GPS technology is to a network of autonomous vehicles as blockchain technology is to the industrial Internet as a whole. Sure, autonomous vehicles can physically drive on a road without GPS, but don’t expect their owners to allow them to do so. Similarly, at a much bigger scale, a vast array of machines in the Industrial Internet can communicate on a singular, centralized network, but the owners won’t allow them to do so without some assurance the machines can commerce without fear of fraud.
Blockchain already spurring revolution elsewhere
Blockchain, of course, has already been used to facilitate commerce in the finance industry. But digital information packets are discrete assets in the same way dollars are, and blockchain can create a digital record of their existence and transfer. The technology is essentially a record, or consolidated ledger, of digital events. This ledger is decentralized and shared among the different parties in a network, and it can be updated only by a majority consensus of those parties. Once a ledger entry is created, it can never be erased.
Blockchain is the missing link to the revolution because the commerce it spurs will define trust among machines and stakeholders. To illustrate, let’s think back to Volkswagen’s recent emissions scandal.
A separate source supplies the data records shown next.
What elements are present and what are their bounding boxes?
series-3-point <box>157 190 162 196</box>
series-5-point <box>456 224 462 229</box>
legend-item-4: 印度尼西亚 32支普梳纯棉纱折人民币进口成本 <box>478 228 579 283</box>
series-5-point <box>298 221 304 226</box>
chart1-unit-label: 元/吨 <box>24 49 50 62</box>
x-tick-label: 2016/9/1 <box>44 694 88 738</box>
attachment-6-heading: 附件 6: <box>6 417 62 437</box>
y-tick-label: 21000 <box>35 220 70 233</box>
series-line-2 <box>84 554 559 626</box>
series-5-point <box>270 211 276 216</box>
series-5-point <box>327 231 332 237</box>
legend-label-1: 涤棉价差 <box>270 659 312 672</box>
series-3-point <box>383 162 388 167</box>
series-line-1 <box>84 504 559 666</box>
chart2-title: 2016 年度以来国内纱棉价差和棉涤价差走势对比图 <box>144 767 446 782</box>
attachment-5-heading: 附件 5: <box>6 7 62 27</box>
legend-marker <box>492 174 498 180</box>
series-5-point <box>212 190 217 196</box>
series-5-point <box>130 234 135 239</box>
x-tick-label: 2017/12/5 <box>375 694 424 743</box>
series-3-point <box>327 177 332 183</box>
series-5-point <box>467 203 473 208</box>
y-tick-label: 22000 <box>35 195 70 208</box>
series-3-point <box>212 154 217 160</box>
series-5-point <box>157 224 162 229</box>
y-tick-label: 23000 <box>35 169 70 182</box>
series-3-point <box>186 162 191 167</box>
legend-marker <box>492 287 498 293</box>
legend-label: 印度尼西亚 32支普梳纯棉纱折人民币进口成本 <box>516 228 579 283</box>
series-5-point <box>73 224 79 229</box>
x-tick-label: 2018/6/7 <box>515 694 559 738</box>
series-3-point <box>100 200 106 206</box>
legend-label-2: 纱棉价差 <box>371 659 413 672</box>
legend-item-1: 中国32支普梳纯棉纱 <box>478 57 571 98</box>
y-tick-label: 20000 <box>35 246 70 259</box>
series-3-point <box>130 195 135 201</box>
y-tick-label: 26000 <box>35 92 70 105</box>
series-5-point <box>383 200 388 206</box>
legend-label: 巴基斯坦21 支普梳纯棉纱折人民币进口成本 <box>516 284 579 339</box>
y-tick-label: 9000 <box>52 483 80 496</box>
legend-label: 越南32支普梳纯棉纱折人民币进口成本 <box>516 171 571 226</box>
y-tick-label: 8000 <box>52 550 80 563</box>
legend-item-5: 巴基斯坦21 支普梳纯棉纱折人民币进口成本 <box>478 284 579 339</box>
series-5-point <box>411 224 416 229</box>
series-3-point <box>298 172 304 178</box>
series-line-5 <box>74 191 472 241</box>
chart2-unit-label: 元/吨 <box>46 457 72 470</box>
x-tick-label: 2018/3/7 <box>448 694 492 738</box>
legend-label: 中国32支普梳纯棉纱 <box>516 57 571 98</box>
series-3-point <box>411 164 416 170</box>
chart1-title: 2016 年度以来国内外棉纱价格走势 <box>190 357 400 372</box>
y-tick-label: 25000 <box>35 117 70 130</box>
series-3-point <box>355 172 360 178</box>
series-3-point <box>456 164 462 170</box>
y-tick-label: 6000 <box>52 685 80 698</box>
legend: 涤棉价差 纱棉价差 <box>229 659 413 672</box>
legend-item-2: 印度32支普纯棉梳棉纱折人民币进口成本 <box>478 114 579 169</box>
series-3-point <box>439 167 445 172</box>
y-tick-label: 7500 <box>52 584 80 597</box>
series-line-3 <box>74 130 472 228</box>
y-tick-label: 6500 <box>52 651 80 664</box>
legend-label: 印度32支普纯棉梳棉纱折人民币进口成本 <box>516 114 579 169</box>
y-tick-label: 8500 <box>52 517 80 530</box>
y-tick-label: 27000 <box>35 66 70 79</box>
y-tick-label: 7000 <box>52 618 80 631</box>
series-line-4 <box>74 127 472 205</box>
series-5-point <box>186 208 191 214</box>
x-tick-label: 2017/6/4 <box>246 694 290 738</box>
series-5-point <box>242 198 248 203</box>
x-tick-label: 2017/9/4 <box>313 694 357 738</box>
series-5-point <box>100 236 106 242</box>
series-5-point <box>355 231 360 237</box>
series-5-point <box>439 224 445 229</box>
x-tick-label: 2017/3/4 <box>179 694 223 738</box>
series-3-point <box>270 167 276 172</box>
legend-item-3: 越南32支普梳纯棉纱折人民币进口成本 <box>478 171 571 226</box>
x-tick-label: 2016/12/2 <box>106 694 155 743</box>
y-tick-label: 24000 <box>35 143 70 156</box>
Volkswagen’s tests showed its vehicles were emitting too much nitrogen oxide, so it chose to use a “defeat” device to hide the problem for subsequent tests.
While blockchain wouldn’t prevent somebody from physically tampering with machines or data, it would create transparent, shared, and indelible documentation of that original emissions data’s existence. If this data had been created and shared through a blockchain system, VW would never have committed the fraud, as discrepancies between the two data sets would have been all too obvious to regulators.
The benefits of IIoT are apparent, and we’ve developed the technologies for machine-to-machine communication; now, the challenges of standardization lie between society and the next revolution. This has pushed us toward a new evolution of database technology that the past three decades have led up to, and we’re finally seeing momentum build.
We all have different businesses and different objectives, but if we are all to benefit from the enhanced efficiencies brought by a fourth industrial revolution, we must settle on a single model for machine-to-machine commerce. And because no communication network can function without commerce between willing participants, we must integrate blockchain into this system. In an environment that requires continuous modification of data but also sensitivity to conditions required for uninhibited informational trade, blockchain is our best path toward a new industrial revolution.
The author is the CEO of New Context, a San Francisco-based consulting company specializing in lean security and helping companies build stronger software and infrastructure.